On commence par la Grèce
Dans la Grèce Antique, Sibylle est une prophétesse d'Apollon, une prêtresse à laquelle le dieu a donné le pouvoir de prophétie. Elle peut donc faire connaître leur avenir aux hommes qui veulent savoir ce que les Dieux leur réservent.
Par extension, les sibylles sont les prêtresses d'Apollon, quel que soit le lieu de culte, les plus connues étant celles d'Erythrae, de Libye et de Cumes.
Les sibylles sont donc des « prophétesses », femmes qui font œuvre de divination. Elles le font dans un langage énigmatique permettant de nombreuses interprétations, ce qui les met à l'abri de toute contestation ultérieure.
Contrairement à la Pythie qui est attachée au temple de Delphes, les sibylles sont indépendantes et vivent une existence itinérante.
La Pythie n'est que la porte-parole du dieu, elle répond aux questions qui lui sont adressées, alors que la sibylle parle à la première personne, revendique l'originalité de sa prophétie et le caractère indépendant de ses réponses.
On représente la Pythie jeune (c'est, à l'origine, une jeune fille vierge), la sibylle mûre sinon vieille.
Les sibylles sont considérées comme des émanations de la sagesse divine, aussi vieilles que le monde, et dépositaires de la révélation primitive. Aussi n'a-t-on pas manqué de rapprocher le nombre des douze sibylles de celui des douze apôtres, et de peindre ou de sculpter leurs effigies dans des églises. Michel Ange a peint 5 sibylles sur le plafond de la Chapelle Sixtine à Rome.

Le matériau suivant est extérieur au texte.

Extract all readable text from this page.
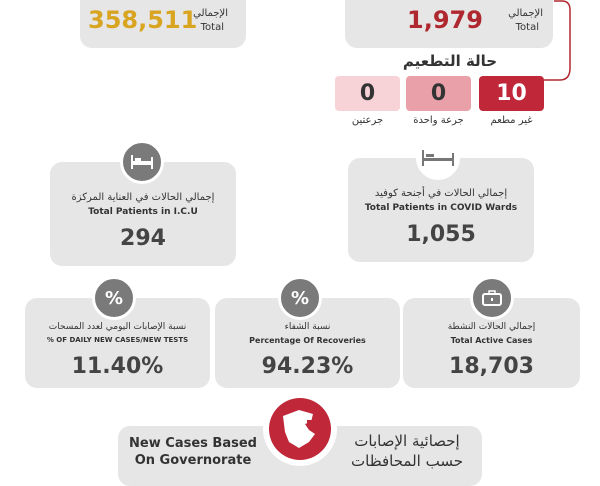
358,511
الإجمالي
Total	1,979	الإجمالي
Total
حالة التطعيم
10
0
0
غير مطعم
جرعة واحدة
جرعتين
إجمالي الحالات في العناية المركزة
Total Patients in I.C.U
294
إجمالي الحالات في أجنحة كوفيد
Total Patients in COVID Wards
1,055
نسبة الإصابات اليومي لعدد المسحات
% OF DAILY NEW CASES/NEW TESTS
11.40%
%
نسبة الشفاء
Percentage Of Recoveries
94.23%
%
إجمالي الحالات النشطة
Total Active Cases
18,703
New Cases Based
On Governorate
إحصائية الإصابات
حسب المحافظات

Les origines du mythe ainsi que l'étymologie du terme sont incertaines et disputées. On a pu les chercher dans le monde indo-européen, par analogie avec des termes sanskrits, par exemple, aussi bien que dans la Mésopotamie antique.
La Sibylle de Cumes est une des douze sibylles. Elle apparaît dans maintes légendes, notamment dans la légende d’Énée qui la consulte avant de descendre aux Enfers. Cumes est une ancienne cité italienne, à 12 km à l'ouest de Naples. C'est aujourd'hui une zone archéologique de première importance, qui présente des vestiges nombreux et variés, dont le plus illustre est l'Antre de la Sibylle, une cavité creusée dans la roche et dédiée au culte que l’on vouait aux Sibylles.
Un détour par l'Italie
Le temple de Vesta est un temple romain dédié à Vesta, la « déesse vierge du foyer », situé à Tivoli dans le Latium en Italie. Il date du 1ier siècle av. J.-C. A proximité, se trouve un temple rectangulaire, souvent appelé Temple de la Sibylle.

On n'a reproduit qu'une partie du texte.